The GRAB package includes SPACox, SPAmix, and SPAGRM methods that support model residuals as input. For any type of trait, users can select an appropriate model to fit the trait against confounding factors and then calculate model residuals. If the sum of the residuals is zero, they can serve as input for a GWAS.

The GRAB package supports the following genotype file formats for association studies:

  • PLINK binary files (.bed, .bim, .fam)
  • BGEN (.bgen, .bgi, .sample)

Preparation Before Using the GRAB Package

The GRAB package supports using genotype data to adjust for sample relatedness via genetic relationship matrix (GRM). PLINK binary files with high-quality genotyped variants are required for this purpose. In UK Biobank real data analysis, we used the following cutoffs in PLINK to select ~340K SNPs for White British subjects:

--maf 0.05
--indep-pairwise 500 50 0.2

If the sample size in the analysis is greater than 100,000, we recommend using sparse GRM (instead of dense GRM) to adjust for sample relatedness. The function getSparseGRM() internally uses GCTA software (we tested v1.93) to create a SparseGRMFile that will be passed to functions as needed. As required by the GCTA software, the function only supports Linux and PLINK files. Two steps are required:

  • Step 1: Run getTempFilesFullGRM() to save temporary files to tempDir.

  • Step 2: Run getSparseGRM() to combine the temporary files to create a SparseGRMFile.

Users can customize parameters including (minMafGRM, maxMissingGRM, nPartsGRM), but these parameters should be consistent for functions getTempFilesFullGRM() and getSparseGRM(). Otherwise, the temporary files cannot be accurately located.

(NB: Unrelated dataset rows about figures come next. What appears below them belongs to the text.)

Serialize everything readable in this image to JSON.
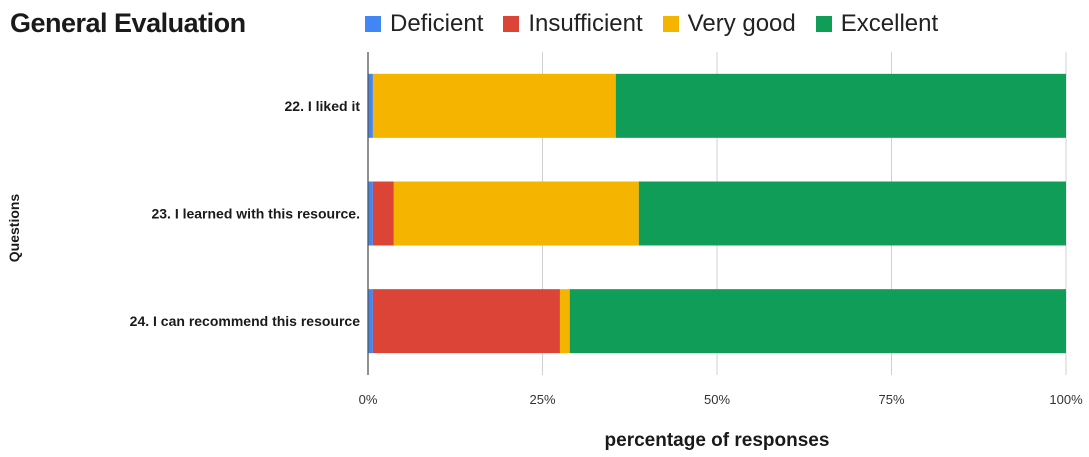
{
  "chart_data": {
    "type": "bar",
    "orientation": "horizontal",
    "stacked": true,
    "title": "General Evaluation",
    "xlabel": "percentage of responses",
    "ylabel": "Questions",
    "categories": [
      "22. I liked it",
      "23. I learned with this resource.",
      "24. I can recommend this resource"
    ],
    "series": [
      {
        "name": "Deficient",
        "color": "#4285f4",
        "values": [
          0.7,
          0.7,
          0.7
        ]
      },
      {
        "name": "Insufficient",
        "color": "#db4437",
        "values": [
          0,
          3,
          26.8
        ]
      },
      {
        "name": "Very good",
        "color": "#f4b400",
        "values": [
          34.8,
          35.1,
          1.4
        ]
      },
      {
        "name": "Excellent",
        "color": "#0f9d58",
        "values": [
          64.5,
          61.2,
          71.1
        ]
      }
    ],
    "xlim": [
      0,
      100
    ],
    "xticks": [
      "0%",
      "25%",
      "50%",
      "75%",
      "100%"
    ],
    "grid": true,
    "legend_position": "top"
  }
}
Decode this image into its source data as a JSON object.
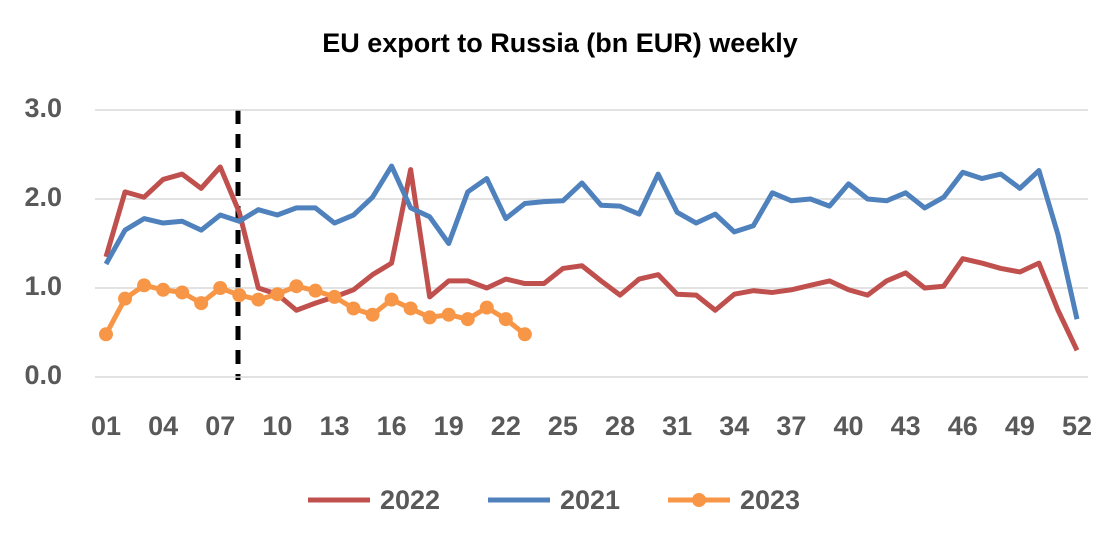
{
  "chart_data": {
    "type": "line",
    "title": "EU export to Russia (bn EUR) weekly",
    "categories": [
      "01",
      null,
      null,
      "04",
      null,
      null,
      "07",
      null,
      null,
      "10",
      null,
      null,
      "13",
      null,
      null,
      "16",
      null,
      null,
      "19",
      null,
      null,
      "22",
      null,
      null,
      "25",
      null,
      null,
      "28",
      null,
      null,
      "31",
      null,
      null,
      "34",
      null,
      null,
      "37",
      null,
      null,
      "40",
      null,
      null,
      "43",
      null,
      null,
      "46",
      null,
      null,
      "49",
      null,
      null,
      "52"
    ],
    "series": [
      {
        "name": "2022",
        "color": "#c0504d",
        "values": [
          1.35,
          2.08,
          2.02,
          2.22,
          2.28,
          2.12,
          2.36,
          1.85,
          1.0,
          0.93,
          0.75,
          0.83,
          0.9,
          0.98,
          1.15,
          1.28,
          2.33,
          0.9,
          1.08,
          1.08,
          1.0,
          1.1,
          1.05,
          1.05,
          1.22,
          1.25,
          1.08,
          0.92,
          1.1,
          1.15,
          0.93,
          0.92,
          0.75,
          0.93,
          0.97,
          0.95,
          0.98,
          1.03,
          1.08,
          0.98,
          0.92,
          1.08,
          1.17,
          1.0,
          1.02,
          1.33,
          1.28,
          1.22,
          1.18,
          1.28,
          0.75,
          0.3
        ]
      },
      {
        "name": "2021",
        "color": "#4f81bd",
        "values": [
          1.27,
          1.65,
          1.78,
          1.73,
          1.75,
          1.65,
          1.82,
          1.75,
          1.88,
          1.82,
          1.9,
          1.9,
          1.73,
          1.82,
          2.02,
          2.37,
          1.9,
          1.8,
          1.5,
          2.08,
          2.23,
          1.78,
          1.95,
          1.97,
          1.98,
          2.18,
          1.93,
          1.92,
          1.83,
          2.28,
          1.85,
          1.73,
          1.83,
          1.63,
          1.7,
          2.07,
          1.98,
          2.0,
          1.92,
          2.17,
          2.0,
          1.98,
          2.07,
          1.9,
          2.02,
          2.3,
          2.23,
          2.28,
          2.12,
          2.32,
          1.6,
          0.65
        ]
      },
      {
        "name": "2023",
        "color": "#f79646",
        "marker": "circle",
        "values": [
          0.48,
          0.88,
          1.03,
          0.98,
          0.95,
          0.83,
          1.0,
          0.92,
          0.87,
          0.93,
          1.02,
          0.97,
          0.9,
          0.77,
          0.7,
          0.87,
          0.77,
          0.67,
          0.7,
          0.65,
          0.78,
          0.65,
          0.48,
          null,
          null,
          null,
          null,
          null,
          null,
          null,
          null,
          null,
          null,
          null,
          null,
          null,
          null,
          null,
          null,
          null,
          null,
          null,
          null,
          null,
          null,
          null,
          null,
          null,
          null,
          null,
          null,
          null
        ]
      }
    ],
    "ylim": [
      0,
      3
    ],
    "yticks": [
      {
        "value": 0,
        "label": "0.0"
      },
      {
        "value": 1,
        "label": "1.0"
      },
      {
        "value": 2,
        "label": "2.0"
      },
      {
        "value": 3,
        "label": "3.0"
      }
    ],
    "grid": true,
    "legend": "bottom"
  }
}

Other Functions in the GRAB Package

The GRAB package provides additional functions to facilitate user workflows. More details can be found in the corresponding sections.

Data Simulation

The GRAB package can be used to simulate genotype/phenotype data.

Genetic Relationship Matrix (GRM)

The GRAB package supports sparse GRM to adjust for family relatedness. Functions getTempFilesFullGRM() and getSparseGRM() can be used to generate a sparse GRM using PLINK files.

Reading Genotype Data

The GRAB package can also be used to read genotype data into R from PLINK and BGEN files.